I spoke with my Delegate about this. As I understand, part of the project is to eventually make some upgrades on the line to Norfolk so the trains can run at about 110 MPH (the mentioned signaling upgrades). That said, I'm ambivalent about it because it's likely to jeopardize the Newport News link...the concern that Glen Oder raised is that you'll still get the 50,000 people stopping at Williamsburg, VA, but you'll lose a lot of the 110,000 people you get at NPN. You could easily get a replacement stop at Suffolk (about 20-30 minutes south, across the river). The WBG stop is a big one, but I'm not sure that both would survive if we get another batch of cuts to Amtrak.

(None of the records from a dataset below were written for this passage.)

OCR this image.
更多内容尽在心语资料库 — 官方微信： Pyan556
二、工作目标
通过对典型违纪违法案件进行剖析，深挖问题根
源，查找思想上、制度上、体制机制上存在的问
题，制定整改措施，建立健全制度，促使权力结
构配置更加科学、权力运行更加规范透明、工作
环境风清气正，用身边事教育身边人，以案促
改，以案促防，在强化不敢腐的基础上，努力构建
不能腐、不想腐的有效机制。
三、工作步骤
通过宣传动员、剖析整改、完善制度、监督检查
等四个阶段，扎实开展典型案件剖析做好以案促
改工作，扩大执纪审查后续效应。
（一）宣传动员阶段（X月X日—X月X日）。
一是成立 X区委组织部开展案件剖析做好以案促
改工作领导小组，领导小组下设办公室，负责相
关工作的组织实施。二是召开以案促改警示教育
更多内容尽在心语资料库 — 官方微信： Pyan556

Now that's an alarming scenario. If Norfolk kills Newport News, that means no more service to Main Street. Amtrak wouldn't back the Regional trains down to Main Street from Staples Mill just for a fraction of Richmond passengers who prefer Main Street. And how many Main Street passengers are really going to Norfolk via Newport News thruway bus connection?
They wouldn't. You'd reverse the existing Norfolk-NPN bus connection in the event of a cut. The big issue here is WBG, which gets caught in the lurch...especially if VA gets slapped with a big bill here. Look, we're willing to pay for train service...but there's always going to be a limit, and too much of a hike could force cutbacks. And cutting WBG is a bit of an issue because that's 50,000 trips you'd lose outright. My
gut says that it'll stay as long as VA doesn't have to subsidize both lines, but I doubt the state will pay for both.

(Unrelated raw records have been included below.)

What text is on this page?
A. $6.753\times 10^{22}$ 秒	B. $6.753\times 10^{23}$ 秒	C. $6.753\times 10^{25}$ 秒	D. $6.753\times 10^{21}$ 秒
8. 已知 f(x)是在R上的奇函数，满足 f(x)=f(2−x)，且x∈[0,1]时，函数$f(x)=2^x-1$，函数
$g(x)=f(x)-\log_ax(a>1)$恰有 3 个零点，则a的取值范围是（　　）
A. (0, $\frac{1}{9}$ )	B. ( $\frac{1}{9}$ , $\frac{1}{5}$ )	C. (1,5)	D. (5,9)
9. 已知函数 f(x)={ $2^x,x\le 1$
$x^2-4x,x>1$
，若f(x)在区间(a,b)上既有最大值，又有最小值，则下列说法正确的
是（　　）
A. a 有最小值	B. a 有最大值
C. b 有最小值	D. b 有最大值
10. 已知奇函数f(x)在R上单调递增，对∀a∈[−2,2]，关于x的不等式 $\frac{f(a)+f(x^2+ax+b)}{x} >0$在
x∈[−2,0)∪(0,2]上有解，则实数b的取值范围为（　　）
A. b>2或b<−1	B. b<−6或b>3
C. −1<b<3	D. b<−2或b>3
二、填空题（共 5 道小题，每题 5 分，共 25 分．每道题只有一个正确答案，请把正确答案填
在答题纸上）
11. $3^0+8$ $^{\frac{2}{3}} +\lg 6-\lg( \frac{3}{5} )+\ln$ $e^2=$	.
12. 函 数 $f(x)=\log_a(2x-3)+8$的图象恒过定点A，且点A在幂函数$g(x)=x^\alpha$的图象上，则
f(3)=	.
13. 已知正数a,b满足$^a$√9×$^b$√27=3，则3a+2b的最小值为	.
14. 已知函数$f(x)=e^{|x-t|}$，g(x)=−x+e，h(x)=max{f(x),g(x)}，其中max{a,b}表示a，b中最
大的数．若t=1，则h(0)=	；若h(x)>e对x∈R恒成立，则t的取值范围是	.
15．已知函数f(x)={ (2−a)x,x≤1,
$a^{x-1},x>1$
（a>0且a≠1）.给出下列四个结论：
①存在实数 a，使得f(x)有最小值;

The worst part is that apparently, the Lynchburg-DC line is self-sustaining in terms of revenue versus cost (and turning a nominal profit) but the state apparently has to kick in money to keep it going (which makes
no sense whatsoever tp me). If I had to guess, based on travel figures, the RVR-WAS line probably is as well...though there you have complications relating to the Silver Service in terms of passengers served. The whole route (NPN-WAS) is running about 470,000 people per year (or close to 1300 per day)...granted, that includes both ways (north and south), but even still...650/day is nothing to sneeze at. What I
don't know is if that's spread over the nine trains per day that go through RVR (we've got four "through" trains on the RVR-WAS part of the corridor: 2 Silvers, the Carolinian, and the Palmetto), or just the 5 Northeast Regional trains per day. If it's the former, then it's nothing particularly special (71 per train); if it's the latter, then that's a
lot of people (128/train versus the profit-making Lynchburg run at 172/day on one daily run)and the run should at least in theory be self-sustaining.
Of course, I don't know how an NPN-NYP or RVR-PHL ticket gets logged (i.e. as NEC Spine, WAS-NPN, or both).